International
via Metro Creative Connection

World - Climate Change Is Indeed Making Hurricanes Worse

Quite a few years ago, climate scientists warned that if our climate continued to warm, our storms would become more numerous and stronger. It appears those predictions were mostly correct.

The only reason they weren’t perfectly correct: the old predictions actually were not strong enough. The major storms on Earth have grown even stronger than predicted, and it is costing countries and citizens a fortune.

A new study looked at 4,000 tropical cyclones (which includes hurricanes and typhoons) over the past 39 years. While scientists have long suspected that storms would grow stronger and more numerous, it’s a difficult thing to study. So it was just an opinion – until now. Scientists found a strong correlation between warming temperatures and the number and strength of major storms.
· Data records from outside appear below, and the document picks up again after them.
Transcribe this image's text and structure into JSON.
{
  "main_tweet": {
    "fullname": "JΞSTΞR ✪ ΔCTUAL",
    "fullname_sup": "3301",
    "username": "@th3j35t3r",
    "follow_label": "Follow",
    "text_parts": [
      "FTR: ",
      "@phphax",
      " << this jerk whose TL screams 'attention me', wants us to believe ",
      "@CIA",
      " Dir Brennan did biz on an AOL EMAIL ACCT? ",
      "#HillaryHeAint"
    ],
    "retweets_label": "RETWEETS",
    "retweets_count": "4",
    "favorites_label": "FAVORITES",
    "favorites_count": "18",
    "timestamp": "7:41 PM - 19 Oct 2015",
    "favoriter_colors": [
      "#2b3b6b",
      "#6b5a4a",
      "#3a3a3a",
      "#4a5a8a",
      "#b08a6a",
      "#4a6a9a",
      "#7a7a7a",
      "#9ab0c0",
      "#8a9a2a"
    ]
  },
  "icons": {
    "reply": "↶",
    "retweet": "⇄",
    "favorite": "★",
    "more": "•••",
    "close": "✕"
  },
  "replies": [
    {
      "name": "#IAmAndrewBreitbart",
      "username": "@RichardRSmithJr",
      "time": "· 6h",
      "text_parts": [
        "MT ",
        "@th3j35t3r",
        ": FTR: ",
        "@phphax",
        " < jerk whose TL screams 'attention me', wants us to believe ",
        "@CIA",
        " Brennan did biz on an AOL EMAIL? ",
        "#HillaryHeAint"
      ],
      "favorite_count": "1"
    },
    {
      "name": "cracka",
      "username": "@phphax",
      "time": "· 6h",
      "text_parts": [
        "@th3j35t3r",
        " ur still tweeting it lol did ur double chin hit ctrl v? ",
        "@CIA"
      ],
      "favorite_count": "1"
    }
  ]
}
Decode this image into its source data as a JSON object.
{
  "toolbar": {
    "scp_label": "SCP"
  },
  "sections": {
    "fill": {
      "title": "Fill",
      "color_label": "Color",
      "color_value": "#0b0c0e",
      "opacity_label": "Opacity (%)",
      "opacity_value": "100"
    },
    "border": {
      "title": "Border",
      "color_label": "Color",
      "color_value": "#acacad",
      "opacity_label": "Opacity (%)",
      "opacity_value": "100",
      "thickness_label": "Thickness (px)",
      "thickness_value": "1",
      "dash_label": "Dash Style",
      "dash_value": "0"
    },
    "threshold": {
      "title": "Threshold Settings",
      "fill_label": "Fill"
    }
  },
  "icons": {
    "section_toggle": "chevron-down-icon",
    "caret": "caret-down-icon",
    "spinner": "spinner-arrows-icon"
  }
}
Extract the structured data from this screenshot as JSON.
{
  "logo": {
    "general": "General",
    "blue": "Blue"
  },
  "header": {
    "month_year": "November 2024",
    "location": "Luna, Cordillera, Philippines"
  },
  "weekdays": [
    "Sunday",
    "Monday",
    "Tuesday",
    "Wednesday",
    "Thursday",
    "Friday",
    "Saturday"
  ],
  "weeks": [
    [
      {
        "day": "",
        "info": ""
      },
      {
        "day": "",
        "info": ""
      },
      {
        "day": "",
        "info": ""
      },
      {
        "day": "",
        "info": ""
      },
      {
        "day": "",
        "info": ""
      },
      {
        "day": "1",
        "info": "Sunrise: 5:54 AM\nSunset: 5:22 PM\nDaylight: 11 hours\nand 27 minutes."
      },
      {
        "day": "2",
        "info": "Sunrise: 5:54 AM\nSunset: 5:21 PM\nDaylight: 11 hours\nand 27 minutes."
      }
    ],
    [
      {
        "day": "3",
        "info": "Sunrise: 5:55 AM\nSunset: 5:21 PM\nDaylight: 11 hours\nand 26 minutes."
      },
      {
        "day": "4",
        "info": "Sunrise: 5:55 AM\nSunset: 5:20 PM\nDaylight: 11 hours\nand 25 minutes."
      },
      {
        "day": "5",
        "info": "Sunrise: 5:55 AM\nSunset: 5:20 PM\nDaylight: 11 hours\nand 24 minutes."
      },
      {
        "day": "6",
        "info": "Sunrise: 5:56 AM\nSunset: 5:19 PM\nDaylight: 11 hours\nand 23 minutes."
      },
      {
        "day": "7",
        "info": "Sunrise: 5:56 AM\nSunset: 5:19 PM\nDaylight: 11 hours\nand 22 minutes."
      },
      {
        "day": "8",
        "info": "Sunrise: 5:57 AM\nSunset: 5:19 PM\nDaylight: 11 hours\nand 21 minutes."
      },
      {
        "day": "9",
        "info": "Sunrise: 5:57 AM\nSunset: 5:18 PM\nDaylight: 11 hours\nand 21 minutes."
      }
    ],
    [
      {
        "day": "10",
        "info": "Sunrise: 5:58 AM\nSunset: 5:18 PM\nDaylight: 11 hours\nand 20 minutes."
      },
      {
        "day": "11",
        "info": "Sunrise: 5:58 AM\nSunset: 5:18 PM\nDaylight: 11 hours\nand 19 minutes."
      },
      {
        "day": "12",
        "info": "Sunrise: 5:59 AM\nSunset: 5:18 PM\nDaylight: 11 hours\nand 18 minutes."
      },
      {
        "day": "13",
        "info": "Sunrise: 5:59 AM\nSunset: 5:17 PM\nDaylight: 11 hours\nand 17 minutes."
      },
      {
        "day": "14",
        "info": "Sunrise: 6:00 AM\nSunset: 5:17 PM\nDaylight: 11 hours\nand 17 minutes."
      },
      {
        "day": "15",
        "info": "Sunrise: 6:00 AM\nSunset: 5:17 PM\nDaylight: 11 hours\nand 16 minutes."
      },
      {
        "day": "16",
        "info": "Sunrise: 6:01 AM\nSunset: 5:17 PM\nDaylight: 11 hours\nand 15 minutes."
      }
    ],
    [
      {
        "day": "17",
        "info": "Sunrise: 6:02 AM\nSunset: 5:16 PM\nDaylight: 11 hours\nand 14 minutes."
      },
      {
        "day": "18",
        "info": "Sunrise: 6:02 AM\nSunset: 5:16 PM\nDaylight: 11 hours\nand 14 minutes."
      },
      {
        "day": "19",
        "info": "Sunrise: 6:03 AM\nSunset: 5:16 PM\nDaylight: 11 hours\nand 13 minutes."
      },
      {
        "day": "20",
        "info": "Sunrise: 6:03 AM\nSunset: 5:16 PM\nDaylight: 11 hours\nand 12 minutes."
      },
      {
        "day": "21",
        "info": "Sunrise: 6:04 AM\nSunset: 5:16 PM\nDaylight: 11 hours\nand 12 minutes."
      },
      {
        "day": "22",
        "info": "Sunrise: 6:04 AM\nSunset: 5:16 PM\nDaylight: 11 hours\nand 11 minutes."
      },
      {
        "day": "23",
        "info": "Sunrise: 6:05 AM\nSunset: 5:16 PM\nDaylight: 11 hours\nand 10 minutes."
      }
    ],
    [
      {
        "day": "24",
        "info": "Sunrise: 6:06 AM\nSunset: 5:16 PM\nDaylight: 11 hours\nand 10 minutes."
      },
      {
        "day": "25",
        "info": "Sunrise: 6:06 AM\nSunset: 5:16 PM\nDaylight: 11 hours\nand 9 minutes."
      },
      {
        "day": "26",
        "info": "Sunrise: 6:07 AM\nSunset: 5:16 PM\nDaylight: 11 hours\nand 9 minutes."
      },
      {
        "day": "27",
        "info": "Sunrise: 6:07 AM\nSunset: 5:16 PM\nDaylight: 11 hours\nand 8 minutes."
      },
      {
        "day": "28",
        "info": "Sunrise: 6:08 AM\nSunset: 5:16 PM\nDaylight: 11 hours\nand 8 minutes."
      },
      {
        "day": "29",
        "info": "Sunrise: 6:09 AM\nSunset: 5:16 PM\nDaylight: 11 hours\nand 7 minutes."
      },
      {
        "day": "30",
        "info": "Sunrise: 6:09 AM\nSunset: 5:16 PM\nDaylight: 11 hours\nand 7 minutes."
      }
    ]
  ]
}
Hurricanes becoming too large

Our hurricanes are getting too strong, getting strong too quickly, and moving too slow. Researchers studied decades of hurricanes and found several trends that are costing us a fortune in repairs.

1. Hurricanes are becoming more intense more quickly. There are several examples in the last decade where a tropical storm became a very intense hurricane in just a couple days. This does not give adequate time for warnings and evacuations.

2. Hurricanes are stronger and larger. This makes perfect sense if you understand how a hurricane is fueled. A hurricane forms when evaporating ocean moisture interacts with favorable atmospheric conditions. Water molecules evaporate when they gain enough energy. Warmer oceans means more water evaporates (and quicker) and a greater chance for hurricane development.

3. Finally, hurricanes are slowing down. It isn’t exactly certain why the storms are slowing down, but they are. One theory is that the larger size of a storm causes it to move more slowly. So, they are stronger and bigger, but traveling very slow. This puts towns in the path of the hurricanes at even greater risk.